Ceci est la traduction d’un publié le 11 janvier 2019 sur le site Pokrov.pro. Entretien accordé par l’Archiprêtre Valerian Kretchetov à Mesdames Olga Orlova et Olga Kameneva, et Monsieur Dmitri Simonov. «Le Pokrov a protégé toute ma vie sacerdotale», explique Batiouchka, qui a servi un demi-siècle à l’autel de Dieu, dans l’église du Pokrov de la Très Sainte Mère de Dieu du village d’Akoulovo, dans l’oblast de Moscou. Pendant toutes ces années, Matouchka Natalia Konstantinova porta la croix d’argent particulière au service. Et à la veille du jubilé, le Père Valerian octroya ses instructions paternelles et pastorales à ses sept enfants, adultes, ses trente-cinq petits-enfants et à ses enfants spirituels… Chaque semaine, la série ‘Paroles de Batiouchka’ permet de prendre connaissance avec les enseignements spirituels dispensés par le Père Kretchetov au cours de ses cinquante ans de sacerdoce.
Batiouchka, votre papa, l’Archiprêtre Mikhaïl Kretchetov, disait que rien n’était supérieur au sacerdoce pastoral. En êtes-vous convaincu, après cinquante années de service?

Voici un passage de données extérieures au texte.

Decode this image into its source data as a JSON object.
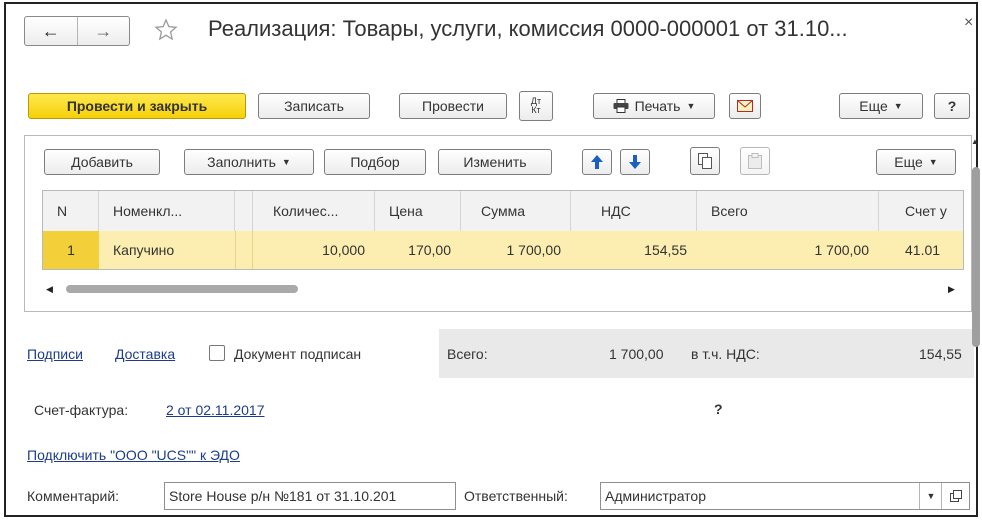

Évidemment, rien n’est supérieur au sacerdoce pastoral, car tout le sens de la vie consiste au salut de l’âme. Et comme le disait le Saint et Juste Jean de Kronstadt, les prêtres portent la responsabilité du repentir. Voilà pourquoi le diable voue une haine féroce aux prêtres. Le sacerdoce, c’est la hiérarchie instaurée par Dieu. Les attaques ad personam sont un signe de faiblesse. On dit : aaah mais je ne suis pas contre l’Église, je suis contre les prêtres, et surtout, il fut supprimer les évêques. Mais alors, tout s’effondre. Les évêques, les prêtres, les diacres forment le squelette, la structure spirituelle dans laquelle chacun, à commencer par les dirigeants, participent aux voies de la Providence Divine.«Le cœur du roi est un cours d’eau dans la main de Yahweh»(Prov. Salom. 21,1).Nous connaissons l’exemple classique, tiré de l’Évangile, lorsque lors de l’assemblée du sanhédrin, le grand-prêtre Caïphe dit «il est de votre intérêt qu’un seul homme meure pour le peuple, et que toute la nation ne périsse pas» (Je.11,50). C’est à sa propre mort qu’il pensait, mais involontairement, il dit ce qui avait été écrit, à savoir, que le Seigneur viendrait souffrir pour une multitude de gens. La Bible dit encore : «À l’homme de former des projets dans son cœur, mais la réponse de la langue vient de Dieu» (Prov. Salom. 16,1).
Le 12 janvier sera le cinquantième anniversaire de votre ordination en tant que prêtre…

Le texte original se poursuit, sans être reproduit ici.